Notre-Dame-de-la-Sainteté, en face de notre hôtel de l'Europe, est un petit séminaire; dans l'île voisine, est l'église Saint-Georges-Majeur, d'où l'on découvre au milieu des eaux la plus belle vue de la magique Vénise. Sur le canal Grande, le bruit des cloches de tant d'églises fait un merveilleux effet.
Dans l'église de Saint-Jean et de Saint-Paul, les corps de seize Doges reposent dans des tombeaux magnifiques, et la peau du fameux Antoine Bragodin, qui fut écorché par Mustapha, général de l'armée des Turcs.
Le Grand-Opéra a été la proie d'un incendie, on s'occupe à le réparer; il y a huit théâtres. La mer passe dessous l'édifice de la quarantaine, soutenu par des poteaux.
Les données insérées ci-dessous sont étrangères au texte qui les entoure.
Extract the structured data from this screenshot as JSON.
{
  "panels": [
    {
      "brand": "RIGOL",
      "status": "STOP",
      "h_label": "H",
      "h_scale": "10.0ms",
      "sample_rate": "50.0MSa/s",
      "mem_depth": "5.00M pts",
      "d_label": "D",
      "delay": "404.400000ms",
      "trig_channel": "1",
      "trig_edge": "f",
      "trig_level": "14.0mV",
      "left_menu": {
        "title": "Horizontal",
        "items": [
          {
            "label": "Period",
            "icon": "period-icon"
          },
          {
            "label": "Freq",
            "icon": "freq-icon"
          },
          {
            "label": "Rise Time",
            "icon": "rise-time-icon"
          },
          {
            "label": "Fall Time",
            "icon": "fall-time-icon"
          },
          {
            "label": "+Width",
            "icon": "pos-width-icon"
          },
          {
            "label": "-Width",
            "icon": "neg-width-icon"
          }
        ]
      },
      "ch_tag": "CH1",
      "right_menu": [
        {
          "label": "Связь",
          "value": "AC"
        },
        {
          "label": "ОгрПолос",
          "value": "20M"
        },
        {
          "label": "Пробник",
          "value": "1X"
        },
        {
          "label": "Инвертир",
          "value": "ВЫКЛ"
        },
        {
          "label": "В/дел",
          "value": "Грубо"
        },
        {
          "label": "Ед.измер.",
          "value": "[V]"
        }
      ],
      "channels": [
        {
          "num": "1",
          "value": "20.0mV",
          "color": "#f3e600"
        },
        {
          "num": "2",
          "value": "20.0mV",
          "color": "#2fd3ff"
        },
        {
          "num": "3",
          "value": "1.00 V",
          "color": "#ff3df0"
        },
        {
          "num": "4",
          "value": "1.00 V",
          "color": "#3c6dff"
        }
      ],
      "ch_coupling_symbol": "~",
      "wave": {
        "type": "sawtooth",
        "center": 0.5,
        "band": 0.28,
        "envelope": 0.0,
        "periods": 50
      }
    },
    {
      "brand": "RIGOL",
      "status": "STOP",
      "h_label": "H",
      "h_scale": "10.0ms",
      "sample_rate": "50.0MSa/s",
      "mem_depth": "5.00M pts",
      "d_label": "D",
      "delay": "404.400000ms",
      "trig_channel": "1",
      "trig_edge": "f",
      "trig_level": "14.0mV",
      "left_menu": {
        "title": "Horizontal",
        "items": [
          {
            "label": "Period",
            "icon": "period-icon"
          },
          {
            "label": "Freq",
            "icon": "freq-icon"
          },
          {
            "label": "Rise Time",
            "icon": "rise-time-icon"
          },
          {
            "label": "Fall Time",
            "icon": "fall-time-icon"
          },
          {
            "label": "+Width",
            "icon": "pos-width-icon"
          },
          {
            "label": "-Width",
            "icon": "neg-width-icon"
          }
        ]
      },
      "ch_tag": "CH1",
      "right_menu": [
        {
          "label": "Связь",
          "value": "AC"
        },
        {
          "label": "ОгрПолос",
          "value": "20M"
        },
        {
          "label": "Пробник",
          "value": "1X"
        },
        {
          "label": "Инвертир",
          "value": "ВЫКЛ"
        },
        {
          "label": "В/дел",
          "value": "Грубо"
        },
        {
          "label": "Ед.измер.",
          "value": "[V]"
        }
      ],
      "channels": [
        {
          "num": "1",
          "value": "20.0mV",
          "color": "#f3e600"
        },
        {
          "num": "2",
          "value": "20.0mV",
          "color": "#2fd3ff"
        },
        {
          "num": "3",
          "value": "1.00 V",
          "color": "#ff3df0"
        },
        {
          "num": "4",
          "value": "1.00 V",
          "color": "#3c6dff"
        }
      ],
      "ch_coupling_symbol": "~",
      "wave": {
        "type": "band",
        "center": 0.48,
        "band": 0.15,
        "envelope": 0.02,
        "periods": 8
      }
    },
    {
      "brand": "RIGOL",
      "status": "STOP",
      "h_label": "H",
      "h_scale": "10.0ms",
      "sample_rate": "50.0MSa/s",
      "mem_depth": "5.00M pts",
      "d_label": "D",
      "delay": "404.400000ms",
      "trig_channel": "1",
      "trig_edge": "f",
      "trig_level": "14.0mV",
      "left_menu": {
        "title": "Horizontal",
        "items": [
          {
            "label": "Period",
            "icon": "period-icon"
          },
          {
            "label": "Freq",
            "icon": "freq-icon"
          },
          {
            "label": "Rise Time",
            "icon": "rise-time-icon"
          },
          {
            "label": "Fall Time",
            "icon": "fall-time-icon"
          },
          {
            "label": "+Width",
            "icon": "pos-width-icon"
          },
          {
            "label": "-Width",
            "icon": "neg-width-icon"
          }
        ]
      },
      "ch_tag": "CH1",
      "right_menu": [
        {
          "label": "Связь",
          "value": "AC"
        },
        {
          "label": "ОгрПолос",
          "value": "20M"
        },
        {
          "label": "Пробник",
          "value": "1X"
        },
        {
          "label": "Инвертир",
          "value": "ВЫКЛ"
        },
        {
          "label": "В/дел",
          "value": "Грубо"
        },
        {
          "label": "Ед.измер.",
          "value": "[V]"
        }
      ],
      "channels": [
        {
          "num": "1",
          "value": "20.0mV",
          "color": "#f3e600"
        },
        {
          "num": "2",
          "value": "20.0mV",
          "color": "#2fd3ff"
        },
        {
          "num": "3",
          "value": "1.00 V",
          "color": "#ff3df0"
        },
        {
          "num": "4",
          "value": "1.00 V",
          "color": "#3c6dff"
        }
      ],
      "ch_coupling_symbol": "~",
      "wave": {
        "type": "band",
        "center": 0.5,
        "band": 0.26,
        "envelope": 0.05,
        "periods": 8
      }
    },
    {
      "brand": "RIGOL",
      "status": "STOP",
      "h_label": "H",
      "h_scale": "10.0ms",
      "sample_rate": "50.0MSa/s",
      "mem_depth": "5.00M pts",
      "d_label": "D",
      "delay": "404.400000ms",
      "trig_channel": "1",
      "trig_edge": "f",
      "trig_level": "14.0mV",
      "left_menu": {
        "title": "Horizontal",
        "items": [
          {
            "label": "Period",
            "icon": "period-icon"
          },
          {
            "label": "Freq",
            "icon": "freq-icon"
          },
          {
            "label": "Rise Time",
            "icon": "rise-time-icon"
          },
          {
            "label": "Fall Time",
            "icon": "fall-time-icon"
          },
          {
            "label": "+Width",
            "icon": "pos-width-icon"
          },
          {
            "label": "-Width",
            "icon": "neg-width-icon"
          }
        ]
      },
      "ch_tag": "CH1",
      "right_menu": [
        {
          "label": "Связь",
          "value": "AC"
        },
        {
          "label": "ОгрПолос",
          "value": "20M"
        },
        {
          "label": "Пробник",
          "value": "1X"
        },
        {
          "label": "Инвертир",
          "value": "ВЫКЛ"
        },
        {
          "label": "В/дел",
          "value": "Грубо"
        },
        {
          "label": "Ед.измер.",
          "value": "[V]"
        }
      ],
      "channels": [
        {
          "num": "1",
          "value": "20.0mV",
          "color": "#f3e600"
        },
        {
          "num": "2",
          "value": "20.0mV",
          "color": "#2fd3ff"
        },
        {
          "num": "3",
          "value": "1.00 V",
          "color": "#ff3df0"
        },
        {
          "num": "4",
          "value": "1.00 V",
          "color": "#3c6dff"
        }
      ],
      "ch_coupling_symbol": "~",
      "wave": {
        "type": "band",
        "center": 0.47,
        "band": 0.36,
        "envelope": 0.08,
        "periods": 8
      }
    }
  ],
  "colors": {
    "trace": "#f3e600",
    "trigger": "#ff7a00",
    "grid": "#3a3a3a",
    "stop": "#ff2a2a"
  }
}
Plus loin, nous continuons nos investigations avec la fragile gondole disposée intérieurement comme une voiture; au devant de la gondole, est une espèce de scie d'acier qui brille au clair de la lune comme les dents embrasées des dragons de l'Arioste. Nous arrivons chez les Religieux Arméniens, dans l'île de Saint-Lazare: un jeune Frère, avec sa longue et majestueuse barbe, sa figure douce et belle, vient, avec une vanité monacale, nous faire admirer leur belle imprimerie, leur église, leur bibliothèque et leur cabinet de physique.
Les montagnes qui entourent Vénise sont couvertes de neige; en revenant nous allons visiter l'hospice des fous, situé sur l'île Sancervillio. L'église dans l'île de Torquelo, est bâtie sur les débris d'un temple d'Aquilée: la coupole est couverte de mosaïques exécutées grossièrement par des artistes grecs: c'est de là qu'est venu l'art de la mosaïque en Italie.
La nuit, on s'imagine voir, dans le reflet des lumières des gondoles, des colonnes de feu et des cascades d'étincelles qui s'enfoncent à perte de vue dans une grotte de cristal. Les gondoliers portent une veste de nankin; ils lancent leurs esquifs comme une flèche, avec toute l'aisance d'un enfant de l'Adriatique. Les huîtres se collent dans la mousse, aux pieds des palais. On pêche, en pleine rue, de quoi nourrir la population; les gondoles coulent entre deux tapis de verdure, où le bruit de l'eau vient s'amortir languissamment avec l'écume du sillage.
À tous les coins de rue, la Madone abrite sa petite tête sous un dais de jasmin, et les traguetti, ombragés de grandes treilles, répandent le long du canal le parfum de la vigne en fleur: ces traguetti sont les places de station pour les gondoles publiques.
Les gondoliers et les faquins se postent devant une Madone; ils ont un air mystérieux comme s'ils songeaient à commettre un assassinat, mais ils chantent en choeur des airs tirés d'opéras; tantôt c'est une cavatine de Bellini, un choeur de Rossini, un duo de Mercadanti, les refrains d'une barcarole, les symphonies de Beethoven. La sonorité des canaux fait de Vénise la ville la plus propre à retentir de chansons.
La physionomie du gondolier a un caractère de finesse mielleuse; ils ont l'esprit subtil et pénétrant; les gondoliers des particuliers portent des vestes rondes de toile anglaise, imprimée à grands ramages de diverses couleurs. Les dandis, comme ceux de Londres, se donnent le divertissement de conduire une petite barque sur les canaux; c'est pour eux ce que l'exercice du cheval est pour ceux de Paris: leur costume est gracieux, une veste fond blanc, à dessins de Perse, un pantalon blanc, un ceinturon bleu; un bonnet de velours noir: nonchalamment couchés dans des gondoles découvertes, ils s'approchent gracieusement des croisées pour admirer les beautés sensibles qui se mettent aux fenêtres. On trouve des hommes du peuple, à Vénise, qui n'ont jamais été d'un quartier à l'autre.
Un gondolier ne possède souvent qu'un pantalon, sa chemise et sa pipe; quelquefois un petit chien qui nage à côté de sa gondole avec l'agilité d'un poisson; il a en outre la Madone de son traguetti tatouée sur la poitrine, avec une aiguille rouge et de la poudre à canon; il a son patron sur un bras, et sa patronne sur l'autre. Quand une ou deux courses, dans la matinée, ont assuré l'entretien de son estomac et de sa pipe, il s'endort le ventre au soleil.